For completeness sake here's also the output of some other commands that are probably relevant:

root@Ares:/# mdadm --examine --scan
ARRAY /dev/md/RaidStorage  metadata=1.2 UUID=8f7270c4:ec9e19f5:afa4d7c7:2fcb1ee1 name=Ares:RaidStorage

root@Ares:/# cat /proc/mdstat
Personalities : [linear] [multipath] [raid0] [raid1] [raid6] [raid5] [raid4] [raid10]
unused devices: <none>

root@Ares:/# cat /etc/mdadm/mdadm.conf
# mdadm.conf
#
# !NB! Run update-initramfs -u after updating this file.
# !NB! This will ensure that initramfs has an uptodate copy.
#
# Please refer to mdadm.conf(5) for information about this file.
#

# by default (built-in), scan all partitions (/proc/partitions) and all
# containers for MD superblocks. alternatively, specify devices to scan, using
# wildcards if desired.
#DEVICE partitions containers

# automatically tag new arrays as belonging to the local system
HOMEHOST <system>

# instruct the monitoring daemon where to send mail alerts
MAILADDR root

# definitions of existing MD arrays
ARRAY /dev/md/RaidStorage  metadata=1.2 UUID=8f7270c4:ec9e19f5:afa4d7c7:2fcb1ee1 name=Ares:RaidStorage

# This configuration was auto-generated on Mon, 01 Oct 2018 20:35:13 +0200 by mkconf

To exclude the possibility of some configuration being wrong in my Kubuntu installation, I've also tried mdadm --assemble --scan from a Kubuntu USB-stick, but that had the exact same effect as running it from my normal install.

So my questions are as follows:

  1. how is it possible that all drives think they're part of my 8-disk raid 6 array, but mdadm --assemble --scan still results in an inactive raid 0 array?
  2. can I safely call mdadm --assemble --scan --force?
  3. If no on 2: how can I convince mdadm to see my 7 disks as part of an 8-disk raid 6?

D.F.

Posted 2019-03-06T17:41:49.617

Reputation: 1

Answers

0

This worked for me:

  • go into /etc/mdadm/mdadm.conf
  • edit the line for your array and add in raid level and disk numbers.
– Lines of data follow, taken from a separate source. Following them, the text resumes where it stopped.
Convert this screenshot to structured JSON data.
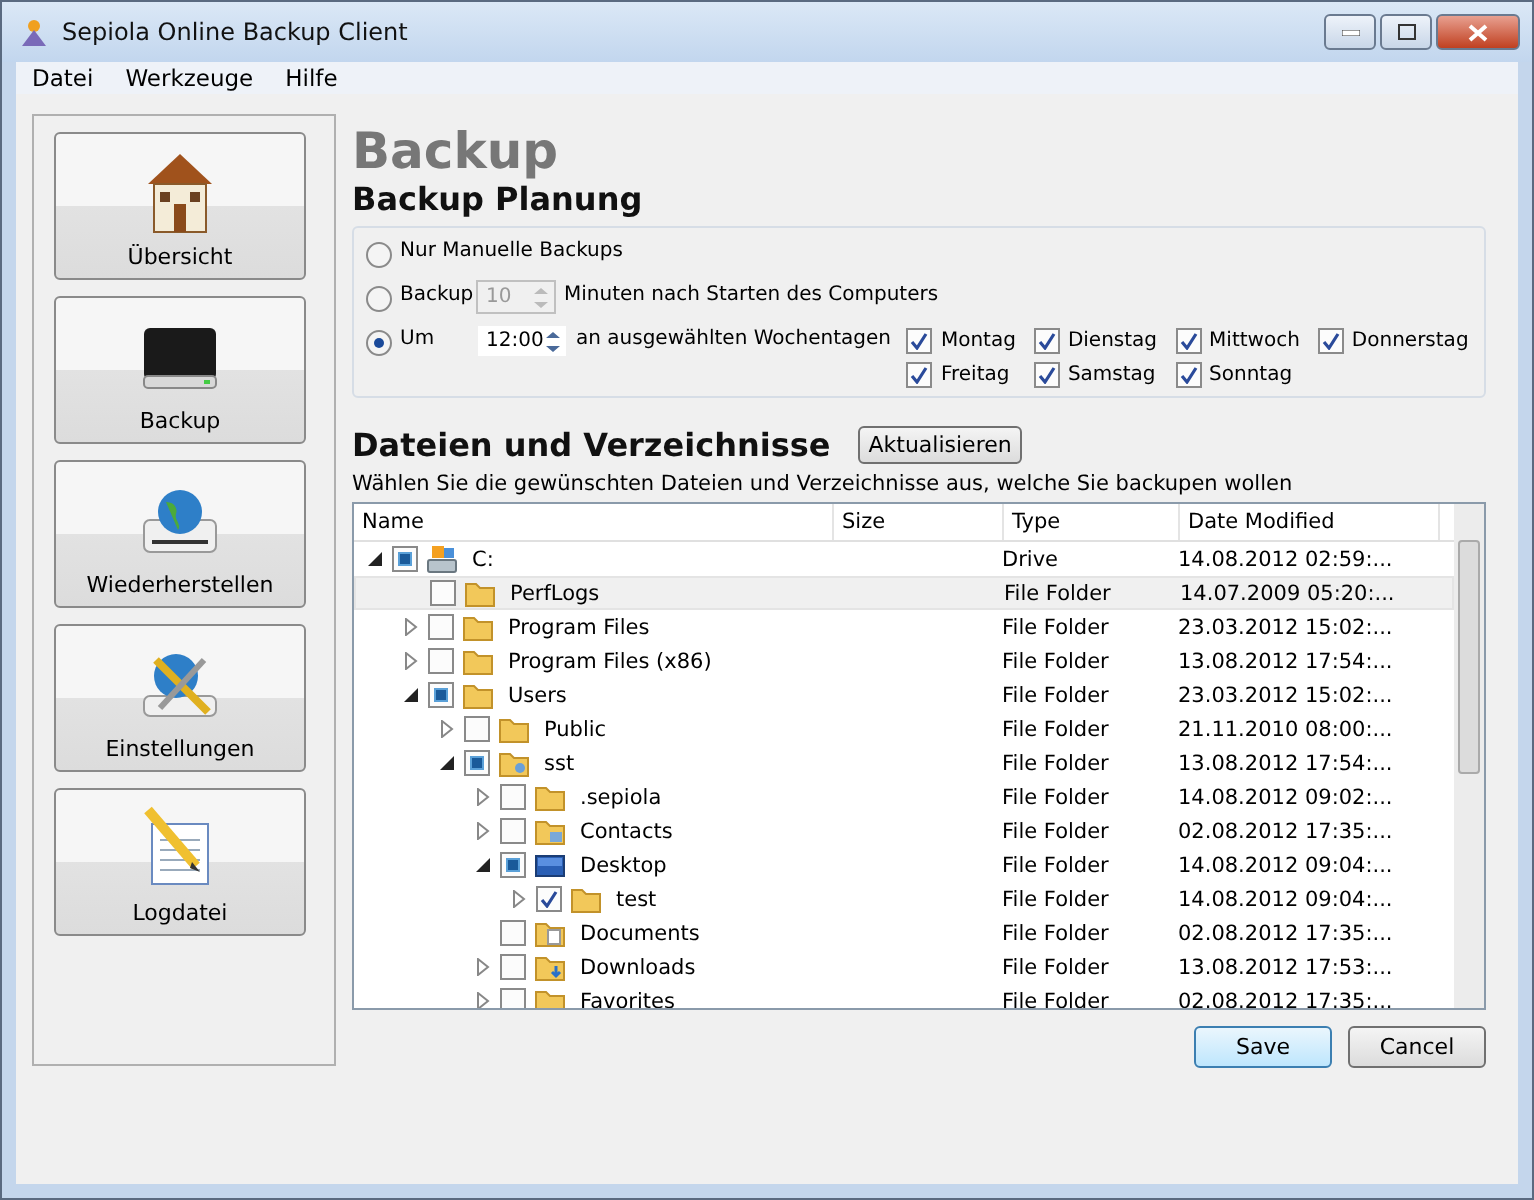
{
  "window": {
    "title": "Sepiola Online Backup Client"
  },
  "menu": [
    "Datei",
    "Werkzeuge",
    "Hilfe"
  ],
  "sidebar": {
    "items": [
      {
        "label": "Übersicht",
        "kind": "house"
      },
      {
        "label": "Backup",
        "kind": "drive"
      },
      {
        "label": "Wiederherstellen",
        "kind": "globe-drive"
      },
      {
        "label": "Einstellungen",
        "kind": "globe-tools"
      },
      {
        "label": "Logdatei",
        "kind": "notepad"
      }
    ]
  },
  "page_title": "Backup",
  "schedule": {
    "heading": "Backup Planung",
    "options": [
      {
        "kind": "plain",
        "label": "Nur Manuelle Backups",
        "selected": false
      },
      {
        "kind": "minutes",
        "label": "Backup",
        "spin": {
          "value": "10",
          "disabled": true
        },
        "suffix": "Minuten nach Starten des Computers",
        "selected": false
      },
      {
        "kind": "weekdays",
        "label": "Um",
        "spin": {
          "value": "12:00",
          "disabled": false
        },
        "suffix": "an ausgewählten Wochentagen",
        "selected": true,
        "days": [
          {
            "label": "Montag",
            "checked": true
          },
          {
            "label": "Dienstag",
            "checked": true
          },
          {
            "label": "Mittwoch",
            "checked": true
          },
          {
            "label": "Donnerstag",
            "checked": true
          },
          {
            "label": "Freitag",
            "checked": true
          },
          {
            "label": "Samstag",
            "checked": true
          },
          {
            "label": "Sonntag",
            "checked": true
          }
        ]
      }
    ]
  },
  "files": {
    "heading": "Dateien und Verzeichnisse",
    "refresh_button": "Aktualisieren",
    "description": "Wählen Sie die gewünschten Dateien und Verzeichnisse aus, welche Sie backupen wollen",
    "columns": [
      "Name",
      "Size",
      "Type",
      "Date Modified"
    ],
    "rows": [
      {
        "name": "C:",
        "kind": "drive",
        "type": "Drive",
        "date": "14.08.2012 02:59:...",
        "checked": true,
        "partial": true,
        "expanded": true,
        "selected": false,
        "children": [
          {
            "name": "PerfLogs",
            "kind": "folder",
            "type": "File Folder",
            "date": "14.07.2009 05:20:...",
            "checked": false,
            "selected": true
          },
          {
            "name": "Program Files",
            "kind": "folder",
            "type": "File Folder",
            "date": "23.03.2012 15:02:...",
            "checked": false,
            "expanded": false,
            "selected": false
          },
          {
            "name": "Program Files (x86)",
            "kind": "folder",
            "type": "File Folder",
            "date": "13.08.2012 17:54:...",
            "checked": false,
            "expanded": false,
            "selected": false
          },
          {
            "name": "Users",
            "kind": "folder",
            "type": "File Folder",
            "date": "23.03.2012 15:02:...",
            "checked": true,
            "partial": true,
            "expanded": true,
            "selected": false,
            "children": [
              {
                "name": "Public",
                "kind": "folder",
                "type": "File Folder",
                "date": "21.11.2010 08:00:...",
                "checked": false,
                "expanded": false,
                "selected": false
              },
              {
                "name": "sst",
                "kind": "user-folder",
                "type": "File Folder",
                "date": "13.08.2012 17:54:...",
                "checked": true,
                "partial": true,
                "expanded": true,
                "selected": false,
                "children": [
                  {
                    "name": ".sepiola",
                    "kind": "folder",
                    "type": "File Folder",
                    "date": "14.08.2012 09:02:...",
                    "checked": false,
                    "expanded": false,
                    "selected": false
                  },
                  {
                    "name": "Contacts",
                    "kind": "contacts",
                    "type": "File Folder",
                    "date": "02.08.2012 17:35:...",
                    "checked": false,
                    "expanded": false,
                    "selected": false
                  },
                  {
                    "name": "Desktop",
                    "kind": "desktop",
                    "type": "File Folder",
                    "date": "14.08.2012 09:04:...",
                    "checked": true,
                    "partial": true,
                    "expanded": true,
                    "selected": false,
                    "children": [
                      {
                        "name": "test",
                        "kind": "folder",
                        "type": "File Folder",
                        "date": "14.08.2012 09:04:...",
                        "checked": true,
                        "expanded": false,
                        "selected": false
                      }
                    ]
                  },
                  {
                    "name": "Documents",
                    "kind": "documents",
                    "type": "File Folder",
                    "date": "02.08.2012 17:35:...",
                    "checked": false,
                    "selected": false
                  },
                  {
                    "name": "Downloads",
                    "kind": "downloads",
                    "type": "File Folder",
                    "date": "13.08.2012 17:53:...",
                    "checked": false,
                    "expanded": false,
                    "selected": false
                  },
                  {
                    "name": "Favorites",
                    "kind": "folder",
                    "type": "File Folder",
                    "date": "02.08.2012 17:35:...",
                    "checked": false,
                    "expanded": false,
                    "selected": false
                  }
                ]
              }
            ]
          }
        ]
      }
    ]
  },
  "buttons": [
    {
      "label": "Save",
      "default": true
    },
    {
      "label": "Cancel",
      "default": false
    }
  ]
}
Mine was

    level=raid6 num-devices=6
    

    obviously you'd need to say 8 devices:)

Looks like my system massively overheated – two boxes in a tight space and disks went nuts. One disk dropped out, which I thought was screwing it up, and another just disappeared, but when I checked the events I had 5 disks with the same and the first one to drop out was behind.
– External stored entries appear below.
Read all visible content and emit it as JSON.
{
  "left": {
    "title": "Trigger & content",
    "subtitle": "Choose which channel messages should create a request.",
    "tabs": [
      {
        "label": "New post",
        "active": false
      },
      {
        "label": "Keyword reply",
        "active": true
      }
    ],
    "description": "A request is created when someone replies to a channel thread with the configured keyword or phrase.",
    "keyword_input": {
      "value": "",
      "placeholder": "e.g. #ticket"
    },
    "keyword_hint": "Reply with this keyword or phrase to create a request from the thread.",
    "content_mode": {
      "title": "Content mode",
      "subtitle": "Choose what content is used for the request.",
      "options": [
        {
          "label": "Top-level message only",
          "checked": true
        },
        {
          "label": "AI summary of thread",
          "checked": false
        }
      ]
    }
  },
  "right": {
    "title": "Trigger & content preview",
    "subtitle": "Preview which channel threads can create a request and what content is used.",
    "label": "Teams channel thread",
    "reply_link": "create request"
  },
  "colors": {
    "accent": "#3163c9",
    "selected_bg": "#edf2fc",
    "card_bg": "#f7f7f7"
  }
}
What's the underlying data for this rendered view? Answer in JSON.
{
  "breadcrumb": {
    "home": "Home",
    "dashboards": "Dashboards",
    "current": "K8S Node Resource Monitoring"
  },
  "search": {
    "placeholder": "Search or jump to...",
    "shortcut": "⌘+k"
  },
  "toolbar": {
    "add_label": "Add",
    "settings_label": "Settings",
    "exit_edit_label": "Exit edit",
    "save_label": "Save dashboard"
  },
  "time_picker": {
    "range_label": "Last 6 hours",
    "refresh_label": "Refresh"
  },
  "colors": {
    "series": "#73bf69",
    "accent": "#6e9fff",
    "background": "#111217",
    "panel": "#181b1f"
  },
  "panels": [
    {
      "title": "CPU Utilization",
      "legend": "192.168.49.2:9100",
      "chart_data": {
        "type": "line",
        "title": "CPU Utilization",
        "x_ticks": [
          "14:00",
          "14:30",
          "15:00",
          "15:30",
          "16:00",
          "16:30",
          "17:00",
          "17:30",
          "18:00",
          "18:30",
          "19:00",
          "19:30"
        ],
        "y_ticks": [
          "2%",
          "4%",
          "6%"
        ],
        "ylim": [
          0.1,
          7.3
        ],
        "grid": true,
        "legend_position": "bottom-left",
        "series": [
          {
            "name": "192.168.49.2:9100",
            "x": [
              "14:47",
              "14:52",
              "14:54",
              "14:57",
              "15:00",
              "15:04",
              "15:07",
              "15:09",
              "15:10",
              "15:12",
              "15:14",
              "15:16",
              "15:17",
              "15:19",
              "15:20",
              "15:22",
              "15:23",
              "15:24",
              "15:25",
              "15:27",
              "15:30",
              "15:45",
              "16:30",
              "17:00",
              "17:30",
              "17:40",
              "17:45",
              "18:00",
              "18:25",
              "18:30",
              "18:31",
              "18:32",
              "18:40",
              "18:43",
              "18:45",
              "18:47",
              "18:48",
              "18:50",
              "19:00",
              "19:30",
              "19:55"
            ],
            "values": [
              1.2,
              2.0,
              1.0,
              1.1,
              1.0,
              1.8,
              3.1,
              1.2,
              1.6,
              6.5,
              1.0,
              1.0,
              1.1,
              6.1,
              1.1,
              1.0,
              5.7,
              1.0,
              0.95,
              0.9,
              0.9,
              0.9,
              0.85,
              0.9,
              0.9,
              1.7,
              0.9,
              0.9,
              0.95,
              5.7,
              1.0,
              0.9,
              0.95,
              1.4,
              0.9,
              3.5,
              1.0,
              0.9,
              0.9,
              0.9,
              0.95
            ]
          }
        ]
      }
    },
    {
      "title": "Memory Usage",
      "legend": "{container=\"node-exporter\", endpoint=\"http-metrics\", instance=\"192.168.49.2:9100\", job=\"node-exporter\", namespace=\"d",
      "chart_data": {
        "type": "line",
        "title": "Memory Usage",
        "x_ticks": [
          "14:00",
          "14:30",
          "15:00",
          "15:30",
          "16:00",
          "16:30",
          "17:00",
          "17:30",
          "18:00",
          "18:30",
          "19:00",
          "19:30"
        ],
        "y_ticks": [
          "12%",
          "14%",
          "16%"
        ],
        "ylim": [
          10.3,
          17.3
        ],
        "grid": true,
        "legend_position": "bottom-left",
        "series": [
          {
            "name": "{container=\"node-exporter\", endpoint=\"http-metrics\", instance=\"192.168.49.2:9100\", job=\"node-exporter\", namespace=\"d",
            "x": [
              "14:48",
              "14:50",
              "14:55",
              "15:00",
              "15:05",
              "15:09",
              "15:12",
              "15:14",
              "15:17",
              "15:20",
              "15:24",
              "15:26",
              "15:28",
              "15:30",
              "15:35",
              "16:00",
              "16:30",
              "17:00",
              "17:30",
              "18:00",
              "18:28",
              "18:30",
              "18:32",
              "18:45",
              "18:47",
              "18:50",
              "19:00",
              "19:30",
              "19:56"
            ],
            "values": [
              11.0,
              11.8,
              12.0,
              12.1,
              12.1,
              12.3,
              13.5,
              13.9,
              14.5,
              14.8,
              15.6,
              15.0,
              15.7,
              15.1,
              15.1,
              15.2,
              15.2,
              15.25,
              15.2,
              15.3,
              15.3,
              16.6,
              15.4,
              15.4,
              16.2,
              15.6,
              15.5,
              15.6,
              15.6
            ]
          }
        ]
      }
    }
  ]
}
After setting mdadm.conf, I restarted the system and checked all the disks were detected then the assemble command needed the --force option (scary), but worked ok and started checking itself. Then added back in the first disk to drop out and it looks like it just updated it and it’s all clean now.

Dave

Posted 2019-03-06T17:41:49.617

Reputation: 1